Currently there’s no officially released code, but you can check out the source from SVN and either compile it for the desktop or cross compile it in Scratchbox for the N900:
svn checkout http://monav.googlecode.com/svn/trunk/ monav-read-only
Then download some routable map material, like the complete data set for Europe in two chunks. As you are using alpha code, please note that the map data format can change every day, and the downloaded map data can thus become digital trash begging for being updated. Delete the file
plugins.ini you’ll find in the map dataset, and replace it by a file called
MoNav.ini containing the following lines:
addressLookup=Unicode Tournament Trie
name=Europe Car Routing
description=Europe Car Routing without map tiles
Select this data set from Monav and have fun.

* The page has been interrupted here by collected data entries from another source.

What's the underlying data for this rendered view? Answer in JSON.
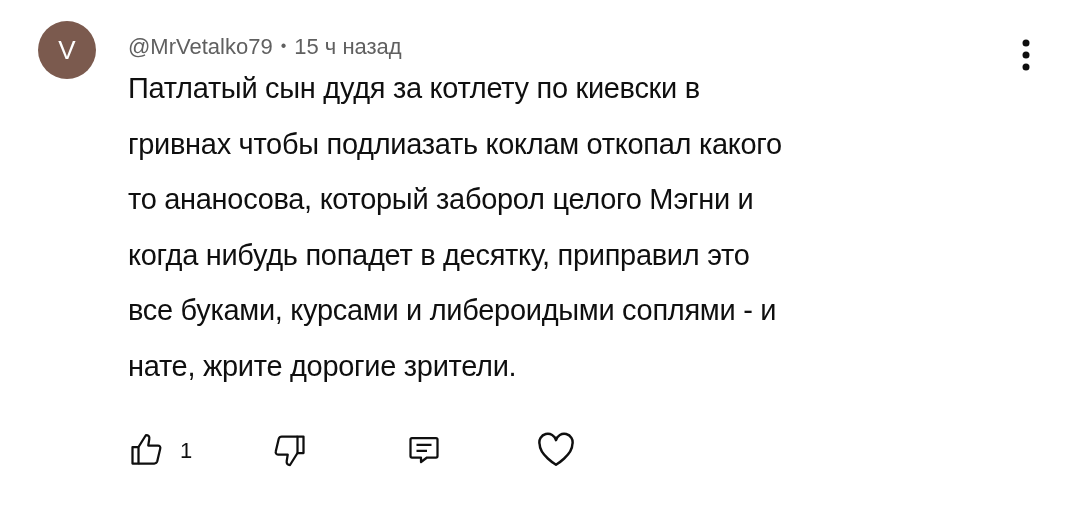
{
  "comment": {
    "avatar_letter": "V",
    "author": "@MrVetalko79",
    "separator": "•",
    "time": "15 ч назад",
    "text": "Патлатый сын дудя за котлету по киевски в\nгривнах чтобы подлиазать коклам откопал какого\nто ананосова, который заборол целого Мэгни и\nкогда нибудь попадет в десятку, приправил это\nвсе буками, курсами и либероидыми соплями  - и\nнате, жрите дорогие зрители.",
    "likes": "1"
  }
}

In case you are incapable to follow the abovementioned steps, please stay tuned until the author announces the next public release.

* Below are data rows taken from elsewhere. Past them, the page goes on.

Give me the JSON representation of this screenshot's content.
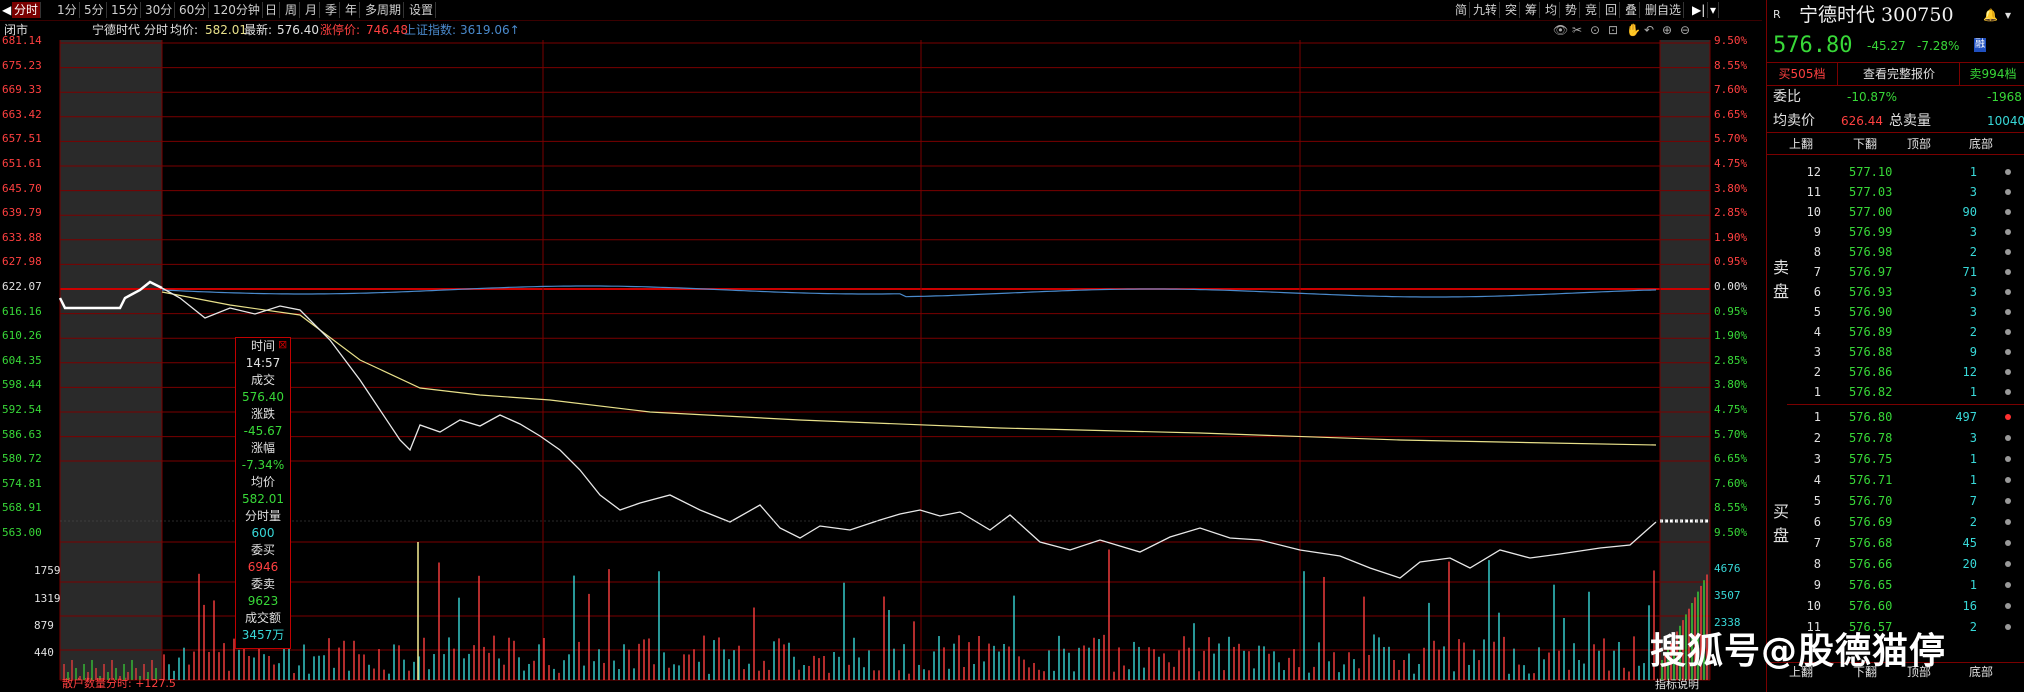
{
  "toolbar": {
    "left_items": [
      "分时",
      "1分",
      "5分",
      "15分",
      "30分",
      "60分",
      "120分钟",
      "日",
      "周",
      "月",
      "季",
      "年",
      "多周期",
      "设置"
    ],
    "right_items": [
      "简",
      "九转",
      "突",
      "筹",
      "均",
      "势",
      "竞",
      "回",
      "叠",
      "删自选"
    ]
  },
  "infobar": {
    "status": "闭市",
    "stock": "宁德时代",
    "mode": "分时",
    "avg_label": "均价:",
    "avg_value": "582.01",
    "last_label": "最新:",
    "last_value": "576.40",
    "limit_label": "涨停价:",
    "limit_value": "746.48",
    "index_label": "上证指数:",
    "index_value": "3619.06↑"
  },
  "colors": {
    "up": "#ff4040",
    "down": "#38d838",
    "price_line": "#e8e8e8",
    "avg_line": "#e8e08a",
    "index_line": "#4a8acc",
    "grid": "#7a0000"
  },
  "left_axis": [
    "681.14",
    "675.23",
    "669.33",
    "663.42",
    "657.51",
    "651.61",
    "645.70",
    "639.79",
    "633.88",
    "627.98",
    "622.07",
    "616.16",
    "610.26",
    "604.35",
    "598.44",
    "592.54",
    "586.63",
    "580.72",
    "574.81",
    "568.91",
    "563.00"
  ],
  "right_axis": [
    "9.50%",
    "8.55%",
    "7.60%",
    "6.65%",
    "5.70%",
    "4.75%",
    "3.80%",
    "2.85%",
    "1.90%",
    "0.95%",
    "0.00%",
    "0.95%",
    "1.90%",
    "2.85%",
    "3.80%",
    "4.75%",
    "5.70%",
    "6.65%",
    "7.60%",
    "8.55%",
    "9.50%"
  ],
  "vol_axis_left": [
    "1759",
    "1319",
    "879",
    "440"
  ],
  "vol_axis_right": [
    "4676",
    "3507",
    "2338"
  ],
  "bottom_label": "散户数量分时: +127.5",
  "bottom_right_label": "指标说明",
  "tooltip": {
    "time_k": "时间",
    "time_v": "14:57",
    "deal_k": "成交",
    "deal_v": "576.40",
    "chg_k": "涨跌",
    "chg_v": "-45.67",
    "pct_k": "涨幅",
    "pct_v": "-7.34%",
    "avg_k": "均价",
    "avg_v": "582.01",
    "vol_k": "分时量",
    "vol_v": "600",
    "bid_k": "委买",
    "bid_v": "6946",
    "ask_k": "委卖",
    "ask_v": "9623",
    "amt_k": "成交额",
    "amt_v": "3457万"
  },
  "panel": {
    "tag": "R",
    "title": "宁德时代 300750",
    "price": "576.80",
    "change": "-45.27",
    "pct": "-7.28%",
    "rong": "融",
    "btn_buy": "买505档",
    "btn_full": "查看完整报价",
    "btn_sell": "卖994档",
    "weibi_k": "委比",
    "weibi_v": "-10.87%",
    "weibi_r": "-1968",
    "jmj_k": "均卖价",
    "jmj_v": "626.44",
    "zml_k": "总卖量",
    "zml_v": "10040",
    "nav": [
      "上翻",
      "下翻",
      "顶部",
      "底部"
    ],
    "sell_label": "卖盘",
    "buy_label": "买盘"
  },
  "sell_book": [
    {
      "i": "12",
      "p": "577.10",
      "v": "1"
    },
    {
      "i": "11",
      "p": "577.03",
      "v": "3"
    },
    {
      "i": "10",
      "p": "577.00",
      "v": "90"
    },
    {
      "i": "9",
      "p": "576.99",
      "v": "3"
    },
    {
      "i": "8",
      "p": "576.98",
      "v": "2"
    },
    {
      "i": "7",
      "p": "576.97",
      "v": "71"
    },
    {
      "i": "6",
      "p": "576.93",
      "v": "3"
    },
    {
      "i": "5",
      "p": "576.90",
      "v": "3"
    },
    {
      "i": "4",
      "p": "576.89",
      "v": "2"
    },
    {
      "i": "3",
      "p": "576.88",
      "v": "9"
    },
    {
      "i": "2",
      "p": "576.86",
      "v": "12"
    },
    {
      "i": "1",
      "p": "576.82",
      "v": "1"
    }
  ],
  "buy_book": [
    {
      "i": "1",
      "p": "576.80",
      "v": "497"
    },
    {
      "i": "2",
      "p": "576.78",
      "v": "3"
    },
    {
      "i": "3",
      "p": "576.75",
      "v": "1"
    },
    {
      "i": "4",
      "p": "576.71",
      "v": "1"
    },
    {
      "i": "5",
      "p": "576.70",
      "v": "7"
    },
    {
      "i": "6",
      "p": "576.69",
      "v": "2"
    },
    {
      "i": "7",
      "p": "576.68",
      "v": "45"
    },
    {
      "i": "8",
      "p": "576.66",
      "v": "20"
    },
    {
      "i": "9",
      "p": "576.65",
      "v": "1"
    },
    {
      "i": "10",
      "p": "576.60",
      "v": "16"
    },
    {
      "i": "11",
      "p": "576.57",
      "v": "2"
    }
  ],
  "watermark": "搜狐号@股德猫停"
}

To wet your appetite, here are a couple of screenshots taken on the N900. Here’s a route from Spain to Russia, calculated at a blink of an eye:
While others still complain that our address and housenumber data prevents them from doing proper routing, Monav just does the job. Jep, there are no housenumbers. Jep, it cannot ensure that it assigned a street correctly to the city it belongs to. But it makes the OSM data usable. The community will subsequently find solutions to those problems. Here’s the address search dialog, listing streets in Karlsruhe, the secret OSM capital, while you type:
Rendering experts wanted
The above MoNav.ini will ensure that MoNav will download map tiles directly from the OSM servers. Alternatively, there are some Mapnik tiles available via the download section and can be placed in the routing data folder, while
MoNav.ini should be changed to contain
renderer=Mapnik Renderer. Unfortunately those map tiles require some effort for being preprocessed and uploaded and consume both a lot of disk space as well as a lot of network bandwith.
What MoNav is missing is an efficient vector renderer which makes use of preprocessed polygons and nodes. Someone who is savvy in this domain is required. If you are, do not hesitate to give MoNav a try. It deserves it.
I’m very glad that Christian Vetter, the author of MoNav, put all his knowledge and all those efforts into this excellent piece of software. Even better, he released it choosing an open source license. MoNav raises the usability of the N900 and fulfils a dream I had back in 2006 when starting to work with OSM: Bike routing on a mobile device. It’s just plain fun to contribute to MoNav. And it’s the moment when I sit back and say: What a great journey!